Industrie pharmaceutique

Médiapart - Essai clinique de Rennes : le mensonge d’Etat

Octobre 2016, par Info santé sécu social

Par Michel de Pracontal

L’accident mortel de l’essai clinique mené par Biotrial à Rennes serait, selon les autorités sanitaires, un événement imprévisible qu’aucun signal d’alerte n’avait annoncé. Cette version officielle relève, selon notre enquête, du mensonge d’État.

L’omerta entretenue depuis janvier par les autorités sanitaires et la société bretonne Biotrial sur l’essai clinique mortel de Rennes va-t-elle enfin être brisée ? Le député socialiste Gérard Bapt, membre de la commission des affaires sociales de l’Assemblée nationale, qui avait contribué à faire éclater l’affaire du Mediator, s’y emploie. Il vient de solliciter la ministre de la santé, Marisol Touraine, attirant son attention sur la communication « insuffisante » du ministère, « s’agissant d’une affaire dont l’importance augmente et qui pourrait avoir un caractère déflagratoire ».

Jusqu’ici, la loi du silence prévaut. Depuis l’accident mortel survenu en janvier 2016 pendant l’essai de la molécule BIA 10-2474 conduit par le laboratoire Biotrial à Rennes, les autorités sanitaires martèlent que ce drame est survenu comme un coup de tonnerre dans un ciel sans nuage. L’agence du médicament, son comité d’experts, ainsi que l’Igas (Inspection générale des affaires sociales) ne cessent de répéter que l’essai a été autorisé à juste titre, que rien ne laissait prévoir la toxicité de la molécule, que Biotrial a fait montre d’un professionnalisme exemplaire et qu’aucun signe avant-coureur ne s’est manifesté avant ce dimanche fatal où Guillaume Molinet a commencé à voir flou, avant de se retrouver aux urgences du CHU de Rennes, dans un état gravissime

Cette version officielle est mise à mal par les informations de Mediapart et du Figaro, ainsi que par les documents confidentiels mis au jour par l’enquête préliminaire des gendarmes de l’Oclaesp (Office central de lutte contre les atteintes à l’environnement et à la santé publique). Plus les révélations s’accumulent, et plus le récit des autorités sanitaires apparaît pour ce qu’il est : un mensonge d’État.
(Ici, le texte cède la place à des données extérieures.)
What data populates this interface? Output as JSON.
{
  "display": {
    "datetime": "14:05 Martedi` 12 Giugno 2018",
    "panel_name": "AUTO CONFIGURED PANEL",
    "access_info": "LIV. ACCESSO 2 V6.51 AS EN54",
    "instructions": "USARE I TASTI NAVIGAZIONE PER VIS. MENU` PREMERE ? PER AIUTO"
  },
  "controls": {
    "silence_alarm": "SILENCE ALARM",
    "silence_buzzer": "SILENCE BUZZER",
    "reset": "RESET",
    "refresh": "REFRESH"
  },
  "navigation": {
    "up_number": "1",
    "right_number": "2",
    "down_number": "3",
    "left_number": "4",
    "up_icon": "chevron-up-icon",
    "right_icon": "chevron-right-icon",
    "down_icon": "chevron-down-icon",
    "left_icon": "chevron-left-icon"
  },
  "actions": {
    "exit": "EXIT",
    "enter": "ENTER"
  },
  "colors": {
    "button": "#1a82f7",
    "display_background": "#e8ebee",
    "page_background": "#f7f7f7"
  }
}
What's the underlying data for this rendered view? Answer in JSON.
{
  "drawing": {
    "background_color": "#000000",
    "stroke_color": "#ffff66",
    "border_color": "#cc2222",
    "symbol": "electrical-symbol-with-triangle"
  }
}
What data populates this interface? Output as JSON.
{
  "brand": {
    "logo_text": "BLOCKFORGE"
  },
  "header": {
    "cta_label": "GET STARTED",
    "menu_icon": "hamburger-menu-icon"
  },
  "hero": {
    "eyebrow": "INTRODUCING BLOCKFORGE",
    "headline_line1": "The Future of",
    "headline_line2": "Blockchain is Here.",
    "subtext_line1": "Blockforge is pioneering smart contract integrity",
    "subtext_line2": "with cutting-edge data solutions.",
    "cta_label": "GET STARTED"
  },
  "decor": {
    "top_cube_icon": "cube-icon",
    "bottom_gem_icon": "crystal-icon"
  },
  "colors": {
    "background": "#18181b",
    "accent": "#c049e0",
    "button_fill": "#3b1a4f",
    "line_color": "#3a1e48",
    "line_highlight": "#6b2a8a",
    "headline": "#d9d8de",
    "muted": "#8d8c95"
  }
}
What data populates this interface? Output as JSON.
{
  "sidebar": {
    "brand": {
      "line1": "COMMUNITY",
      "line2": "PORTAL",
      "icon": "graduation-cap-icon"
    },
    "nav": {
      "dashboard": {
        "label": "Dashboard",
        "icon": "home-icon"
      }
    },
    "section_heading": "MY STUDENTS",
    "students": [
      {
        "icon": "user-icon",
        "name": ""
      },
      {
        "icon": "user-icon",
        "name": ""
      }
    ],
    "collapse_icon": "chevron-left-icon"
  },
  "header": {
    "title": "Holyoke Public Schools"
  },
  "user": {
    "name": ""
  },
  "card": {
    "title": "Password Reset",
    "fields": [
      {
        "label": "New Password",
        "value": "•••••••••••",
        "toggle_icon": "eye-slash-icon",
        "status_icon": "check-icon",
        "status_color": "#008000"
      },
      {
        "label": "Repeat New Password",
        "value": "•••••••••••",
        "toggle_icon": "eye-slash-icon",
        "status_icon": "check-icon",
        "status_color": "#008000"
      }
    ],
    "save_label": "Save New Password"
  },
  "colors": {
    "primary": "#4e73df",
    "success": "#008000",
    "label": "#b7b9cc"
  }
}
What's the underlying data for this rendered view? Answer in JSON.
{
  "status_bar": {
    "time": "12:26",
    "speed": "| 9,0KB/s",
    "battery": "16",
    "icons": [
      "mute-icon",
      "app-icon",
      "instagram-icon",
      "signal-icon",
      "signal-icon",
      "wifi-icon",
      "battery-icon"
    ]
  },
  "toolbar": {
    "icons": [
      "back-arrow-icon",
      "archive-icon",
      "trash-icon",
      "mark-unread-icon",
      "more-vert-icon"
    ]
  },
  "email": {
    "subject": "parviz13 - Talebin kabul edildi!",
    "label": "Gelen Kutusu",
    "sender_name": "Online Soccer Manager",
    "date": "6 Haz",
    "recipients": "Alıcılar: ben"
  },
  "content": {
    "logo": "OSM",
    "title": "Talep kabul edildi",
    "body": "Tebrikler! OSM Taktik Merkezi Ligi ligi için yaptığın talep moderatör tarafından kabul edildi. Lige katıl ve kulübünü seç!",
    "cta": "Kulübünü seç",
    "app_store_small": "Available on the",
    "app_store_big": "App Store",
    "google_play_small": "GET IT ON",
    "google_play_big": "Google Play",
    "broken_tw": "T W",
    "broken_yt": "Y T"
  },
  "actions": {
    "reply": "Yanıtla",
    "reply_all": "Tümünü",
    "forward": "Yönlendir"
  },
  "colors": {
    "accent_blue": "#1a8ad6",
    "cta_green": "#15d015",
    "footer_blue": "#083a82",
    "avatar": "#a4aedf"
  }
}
Nos investigations démontrent que l’essai n’aurait jamais dû être autorisé ; que le protocole ne protégeait pas suffisamment les patients ; que même ce protocole insuffisant n’a pas été respecté par Biotrial ; que la société rennaise a commis de graves fautes professionnelles ; que les médecins de Biotrial ont été incapables de percevoir les signaux d’alarme qu’ils avaient sous le nez ; et que les autorités, après avoir laissé réaliser un essai qu’elles auraient dû bloquer, ont systématiquement couvert Biotrial, au point qu’il est permis de s’interroger sur les raisons qui peuvent valoir au laboratoire rennais une telle protection, jusqu’aux plus hautes autorités de la santé.

Le 15 janvier dernier, lors d’une conférence de presse tenue en urgence, Marisol Touraine, ministre de la santé, annonçait qu’un patient était en état de mort cérébrale au CHU de Rennes (il devait décéder deux jours plus tard), tandis que cinq autres étaient hospitalisés (voir notre article). Les six faisaient partie d’une cohorte de volontaires de l’essai du BIA 10-2474, molécule du laboratoire portugais Bial. Insistant sur le caractère « inédit » de cet « accident d’une exceptionnelle gravité », la ministre ne livrait guère d’explication, n’indiquant même pas le nom de la molécule pendant sa conférence. Pour le connaître, Mediapart a dû insister lourdement auprès du cabinet de Marisol Touraine, avant d’obtenir l’information vers 22 heures le 15 janvier, par un coup de fil de Dominique Martin, directeur général de l’ANSM (Agence nationale de sécurité du médicament et des produits de santé).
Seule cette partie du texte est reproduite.